What starts out as a hagiographic testimony to George Washington matures into the thorough treatment readers expect from prolific history writer Unger (John Quincy Adams, 2012, etc.).
After the ratification of the Constitution and election of Washington as president, both he and Vice President John Adams found there was little for them to do. Adams, at least, had the Senate to preside over, but the first president’s strength and eminence gave him the power to build a strong executive branch from a strictly ceremonial post. The author focuses on the seven pillars of the office and elaborates on the near disasters that the young country faced. Without Washington’s drive and insistence on resolution, civil war was a near certainty. He developed and solidified the prerogatives not defined in the Constitution: executive appointments, foreign policy, military affairs, government finances, federal law enforcement, presidential proclamation and executive privilege. Washington felt his Cabinet should reflect the geographic and political diversity of the United States, but regional differences threatened its effectiveness.
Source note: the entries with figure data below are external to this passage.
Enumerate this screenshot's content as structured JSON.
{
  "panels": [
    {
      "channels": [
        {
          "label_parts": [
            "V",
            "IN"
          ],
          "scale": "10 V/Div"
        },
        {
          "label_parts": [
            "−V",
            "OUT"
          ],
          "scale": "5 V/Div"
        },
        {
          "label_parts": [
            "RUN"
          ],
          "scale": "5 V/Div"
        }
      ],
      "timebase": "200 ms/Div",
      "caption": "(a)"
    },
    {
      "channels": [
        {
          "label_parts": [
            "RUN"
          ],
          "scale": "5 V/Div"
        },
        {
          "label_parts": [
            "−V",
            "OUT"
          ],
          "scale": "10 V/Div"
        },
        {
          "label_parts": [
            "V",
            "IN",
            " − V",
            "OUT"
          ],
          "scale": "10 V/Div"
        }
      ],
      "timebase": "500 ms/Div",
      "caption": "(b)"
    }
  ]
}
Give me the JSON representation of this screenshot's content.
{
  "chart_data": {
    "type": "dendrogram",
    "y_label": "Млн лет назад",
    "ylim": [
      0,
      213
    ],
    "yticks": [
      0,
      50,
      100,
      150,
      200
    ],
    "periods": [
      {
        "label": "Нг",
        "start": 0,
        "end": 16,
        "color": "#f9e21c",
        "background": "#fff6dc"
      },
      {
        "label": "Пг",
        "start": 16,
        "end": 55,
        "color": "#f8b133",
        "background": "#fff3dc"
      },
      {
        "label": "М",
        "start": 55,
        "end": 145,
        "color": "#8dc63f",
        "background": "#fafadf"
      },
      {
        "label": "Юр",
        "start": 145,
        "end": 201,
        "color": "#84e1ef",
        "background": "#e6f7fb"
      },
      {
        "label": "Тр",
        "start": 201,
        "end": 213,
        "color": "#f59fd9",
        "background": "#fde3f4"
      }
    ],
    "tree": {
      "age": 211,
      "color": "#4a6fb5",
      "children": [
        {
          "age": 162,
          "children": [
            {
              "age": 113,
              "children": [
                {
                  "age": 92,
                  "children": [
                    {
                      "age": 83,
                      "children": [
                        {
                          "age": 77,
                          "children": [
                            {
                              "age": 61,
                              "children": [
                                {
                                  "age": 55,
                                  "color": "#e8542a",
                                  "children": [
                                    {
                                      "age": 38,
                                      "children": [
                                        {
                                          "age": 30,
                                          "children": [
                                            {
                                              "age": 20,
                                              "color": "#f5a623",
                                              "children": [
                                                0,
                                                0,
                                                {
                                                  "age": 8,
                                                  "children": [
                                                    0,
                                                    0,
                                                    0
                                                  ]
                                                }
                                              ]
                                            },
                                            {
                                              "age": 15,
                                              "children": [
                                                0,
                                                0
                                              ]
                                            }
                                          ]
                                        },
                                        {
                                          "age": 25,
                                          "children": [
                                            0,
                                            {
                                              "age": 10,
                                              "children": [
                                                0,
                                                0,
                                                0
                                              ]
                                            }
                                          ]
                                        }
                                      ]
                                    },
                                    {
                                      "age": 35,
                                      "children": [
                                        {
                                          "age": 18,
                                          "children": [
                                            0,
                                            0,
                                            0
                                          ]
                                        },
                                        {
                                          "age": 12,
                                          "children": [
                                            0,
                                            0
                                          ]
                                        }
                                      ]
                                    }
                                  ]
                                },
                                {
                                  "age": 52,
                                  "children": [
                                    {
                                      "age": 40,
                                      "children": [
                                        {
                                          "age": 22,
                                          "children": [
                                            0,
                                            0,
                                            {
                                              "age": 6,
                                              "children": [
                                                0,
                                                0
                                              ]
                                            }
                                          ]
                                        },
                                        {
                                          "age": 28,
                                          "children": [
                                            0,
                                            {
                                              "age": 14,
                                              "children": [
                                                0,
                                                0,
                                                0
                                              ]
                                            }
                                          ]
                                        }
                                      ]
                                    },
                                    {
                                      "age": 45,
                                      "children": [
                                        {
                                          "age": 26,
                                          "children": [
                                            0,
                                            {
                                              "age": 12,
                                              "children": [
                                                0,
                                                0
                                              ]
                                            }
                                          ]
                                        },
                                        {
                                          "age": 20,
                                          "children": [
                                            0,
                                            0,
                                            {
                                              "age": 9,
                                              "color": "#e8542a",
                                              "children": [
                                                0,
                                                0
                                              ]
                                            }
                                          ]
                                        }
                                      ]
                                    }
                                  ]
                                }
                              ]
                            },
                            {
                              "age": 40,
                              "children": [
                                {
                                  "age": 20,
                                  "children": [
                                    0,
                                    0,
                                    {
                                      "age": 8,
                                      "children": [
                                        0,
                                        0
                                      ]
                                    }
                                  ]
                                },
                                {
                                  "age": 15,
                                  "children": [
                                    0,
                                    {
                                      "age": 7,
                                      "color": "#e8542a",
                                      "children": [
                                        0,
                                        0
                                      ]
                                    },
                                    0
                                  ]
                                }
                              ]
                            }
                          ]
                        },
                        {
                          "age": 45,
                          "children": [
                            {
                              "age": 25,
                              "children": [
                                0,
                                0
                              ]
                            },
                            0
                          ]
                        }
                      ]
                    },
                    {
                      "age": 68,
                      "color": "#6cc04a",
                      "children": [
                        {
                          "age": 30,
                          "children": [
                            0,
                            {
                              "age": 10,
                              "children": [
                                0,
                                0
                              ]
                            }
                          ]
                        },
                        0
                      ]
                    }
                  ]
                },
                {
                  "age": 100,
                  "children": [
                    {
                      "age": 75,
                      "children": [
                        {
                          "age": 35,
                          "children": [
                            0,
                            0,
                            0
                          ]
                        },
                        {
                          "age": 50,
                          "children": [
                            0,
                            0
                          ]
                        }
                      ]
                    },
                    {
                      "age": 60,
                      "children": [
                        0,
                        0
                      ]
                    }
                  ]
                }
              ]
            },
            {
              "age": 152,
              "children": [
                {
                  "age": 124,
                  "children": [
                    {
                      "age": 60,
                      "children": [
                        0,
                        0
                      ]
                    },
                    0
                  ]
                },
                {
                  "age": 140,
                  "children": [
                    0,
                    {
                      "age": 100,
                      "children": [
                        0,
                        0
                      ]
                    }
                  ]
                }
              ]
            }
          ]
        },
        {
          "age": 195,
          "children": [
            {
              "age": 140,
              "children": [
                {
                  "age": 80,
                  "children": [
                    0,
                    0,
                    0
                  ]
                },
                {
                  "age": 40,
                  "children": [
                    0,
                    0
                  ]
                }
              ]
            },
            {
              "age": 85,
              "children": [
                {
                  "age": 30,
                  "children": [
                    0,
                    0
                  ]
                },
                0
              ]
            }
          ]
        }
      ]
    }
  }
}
Southern states-rights supporters butted heads with the Northern Federalists, and cooperation was nonexistent as both Hamilton and Jefferson fed vitriol to the newspapers they controlled. Rivals making up his Cabinet may have worked for Lincoln, but not even Washington’s strength could force these men to collaborate. Hamilton’s bank and the assumption of the states’ war debt caused the first rift, and only its unqualified success quieted that storm. The threat of war with France during the Genet affair, the Whiskey Rebellion and the discord in his Cabinet would have daunted a less forceful man.
A highly focused book concentrating on a small but significant part of the evolution of American government.